The argument most often used to support death penalty in former-Soviet republics is the necessity of having a particularly efficacious deterrent against murders and other common crimes. However, none of the many studies about the matter has been able to show that death penalty is more deterrent than other punishments.
It's completely wrong to think that most of those who commit serious crimes such as murders consider the consequences of their actions. Murders are often committed when the criminal is blinded with passion, when emotions prevail over reason. They are sometimes committed under the influence of drugs or alcohol, or in panic moments, when the culprit is discovered while he steals. Some murderers have very serious psychiatric problems or are mental patients. In none of these cases it's possible that the fear to be sentenced to death could act as an effective deterrent.
There is another heavy limit. One who plans a crime rationally can choose to go on, although he knows the risk he's running, thinking that he won't be discovered. Most of the criminologists assert that the best way to discourage murderers isn't increasing the severity of punishment, but increasing the possibility of discovering the crime and condemning the culprit.
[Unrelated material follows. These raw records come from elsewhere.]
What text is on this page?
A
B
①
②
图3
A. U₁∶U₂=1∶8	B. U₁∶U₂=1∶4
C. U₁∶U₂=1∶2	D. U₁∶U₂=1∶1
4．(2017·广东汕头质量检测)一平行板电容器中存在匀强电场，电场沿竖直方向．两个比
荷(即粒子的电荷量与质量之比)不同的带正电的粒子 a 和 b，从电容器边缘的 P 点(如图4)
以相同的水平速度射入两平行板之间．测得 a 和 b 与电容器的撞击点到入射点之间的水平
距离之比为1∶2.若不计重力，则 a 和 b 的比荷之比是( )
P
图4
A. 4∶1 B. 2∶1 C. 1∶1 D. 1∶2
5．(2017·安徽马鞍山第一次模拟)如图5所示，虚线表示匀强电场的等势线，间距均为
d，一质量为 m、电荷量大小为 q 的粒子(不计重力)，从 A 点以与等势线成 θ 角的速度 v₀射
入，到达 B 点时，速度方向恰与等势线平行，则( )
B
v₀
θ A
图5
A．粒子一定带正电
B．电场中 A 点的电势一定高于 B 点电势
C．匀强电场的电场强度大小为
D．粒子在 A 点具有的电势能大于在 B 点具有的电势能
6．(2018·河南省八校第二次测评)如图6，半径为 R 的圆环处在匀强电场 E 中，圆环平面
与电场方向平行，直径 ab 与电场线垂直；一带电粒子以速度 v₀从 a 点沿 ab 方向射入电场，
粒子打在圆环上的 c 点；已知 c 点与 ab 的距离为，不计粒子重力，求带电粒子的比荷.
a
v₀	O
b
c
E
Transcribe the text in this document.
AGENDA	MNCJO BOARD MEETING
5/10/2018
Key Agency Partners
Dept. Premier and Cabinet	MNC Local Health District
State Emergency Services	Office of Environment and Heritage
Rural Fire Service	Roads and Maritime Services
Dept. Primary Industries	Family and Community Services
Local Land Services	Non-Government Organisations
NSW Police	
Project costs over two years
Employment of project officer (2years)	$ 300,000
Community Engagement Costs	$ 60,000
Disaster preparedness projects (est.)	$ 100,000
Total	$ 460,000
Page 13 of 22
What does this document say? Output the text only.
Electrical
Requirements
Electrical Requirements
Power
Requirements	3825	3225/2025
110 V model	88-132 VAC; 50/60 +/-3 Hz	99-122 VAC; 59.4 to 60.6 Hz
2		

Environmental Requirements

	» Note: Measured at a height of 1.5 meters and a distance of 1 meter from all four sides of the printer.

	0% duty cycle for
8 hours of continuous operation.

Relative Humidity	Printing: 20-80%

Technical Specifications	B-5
Sometimes death penalty has opposite effects to the ones wanted. Those who know they risk to be sentenced to death can be encouraged to kill the witnesses of their crime or anyone who could be able to identify and incriminate them.
Finally, data about crime in abolitionist countries don't prove at all that the abolishment of death penalty has provoked its rise. In 1988 the UN Board for Crime Prevention conducted a study with existing data about the relation between death penalty and murder rate, concluding that:
The study couldn't offer scientific support to the thesis that capital punishment produces better results than life imprisonment and it's unlikely that evidence of it will be soon available. Even data, in fact, don't help thesis of deterrence.